The overall objective of this assessment was to assess the feasibility and facilitating environment of Sonaichori and Kumira unions and Upazila health complex for implementing the CMAM through existing government health facilities. The assessment was conducted by a technical team comprising Upazila Health Complex (UHC), Action Against Hunger and UNICEF representatives from 20-23 August 2017. The approach involved conducting Key Informant Interviews (KIIs) with staffs of 6 health facilities, visits to field sites to 1 Upazila health complex, 1 Union Health and Family Welfare Centre, 2 Community Clinics, 1 union rural sub health centre and 1 NGO Clinic, observations, review of records and community Focus Group Discussions (FGDs).

Methodology

The assessment was performed through direct observation of six health centres, individual interviews of six key persons from health centres and two from community, two FGDs and review of secondary data. Assessment themes were derived from the WHO six building blocks namely nutrition governance, nutrition financing, health service delivery, human resources, equipment and supply, referral, monitoring and supervision mechanism. Findings were compared with national CMAM guideline.

Results

The government of Bangladesh has developed inpatient SAM guidelines and CMAM guidelines, and a policy offering free-of-charge health care for under-five children. Out of the 6 health centres of Sonaichori and Kumira unions of Sitakunda including UHC and 1 private clinic assessed, 5 were active and 1 was temporary setup with limited services, among which 1 centre (UHC) delivered inpatient services, 6 outpatient services and 5 outreach services.
These were regarded as opportunities to include CMAM activities in the existing service delivery.

Almost 20% of the required positions to provide quality health services were vacant. Existing health workers were not trained on management of acute malnutrition. Equipment and supplies did not meet the operational recommendations for management of acute malnutrition.

However, after the outbreak at Tripura Para of Sonaichori union, IPHN with support from UNICEF supplied F-75 and F-100 on an urgent basis but those were not in use.

The epidemiological data and FGDs suggest that the key morbidities in community are Diarrhoea, Acute Respiratory Infection (ARI) and Measles, with higher relative incidence rates in the children U5. Infant and young child feeding practices were not up to the mark. The population has severe limitations in access to and availability of quality health and nutrition services. Poverty, literacy, geographical distances, user fees at health facility level (claimed by community people), lack of awareness and poor health seeking behaviour are the key barriers to access at the community level.
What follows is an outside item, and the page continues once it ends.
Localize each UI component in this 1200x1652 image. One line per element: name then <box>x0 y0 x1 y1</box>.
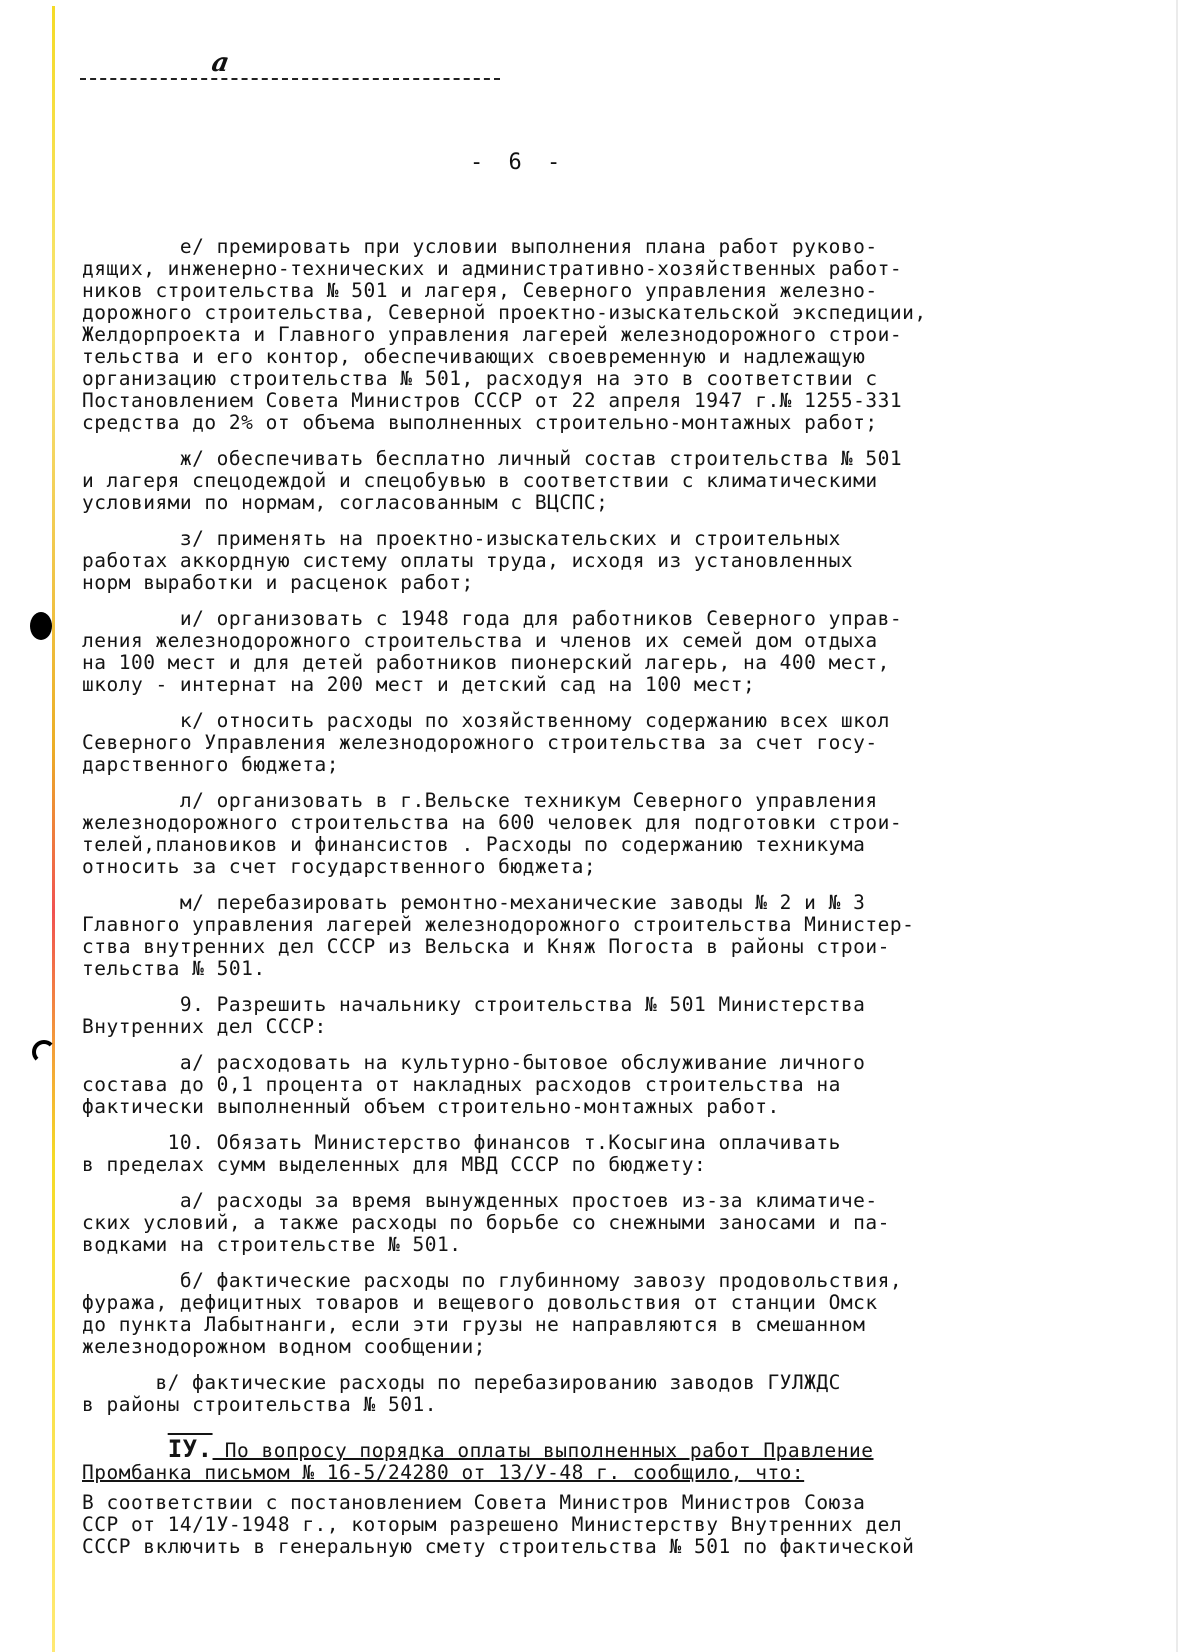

The findings also suggest that there are needs in mental health and WASH which could be integrated with health and nutrition service delivery facilities.

Conclusions and recommendations

The assessment identified the needs of the community for strengthening health and nutrition service delivery as well as mental health and WASH activities. It is feasible to set up a stabilization centre at Upazila level hospital in Sitakunda. However, the roll out of Outpatient Therapeutic Programme (OTP) sites will need additional support from Mobile Health and Nutrition teams, with community level outreach services through Community Nutrition Volunteers (CNVs). Building technical and infrastructural capacity complemented by community buy in and social mobilisation will be imperative for successful programme implementation. Key programmatic challenges could be (but not limited to); recruitment and retention of quality staff especially at SCs, coordination with Community level health workers and social mobilization.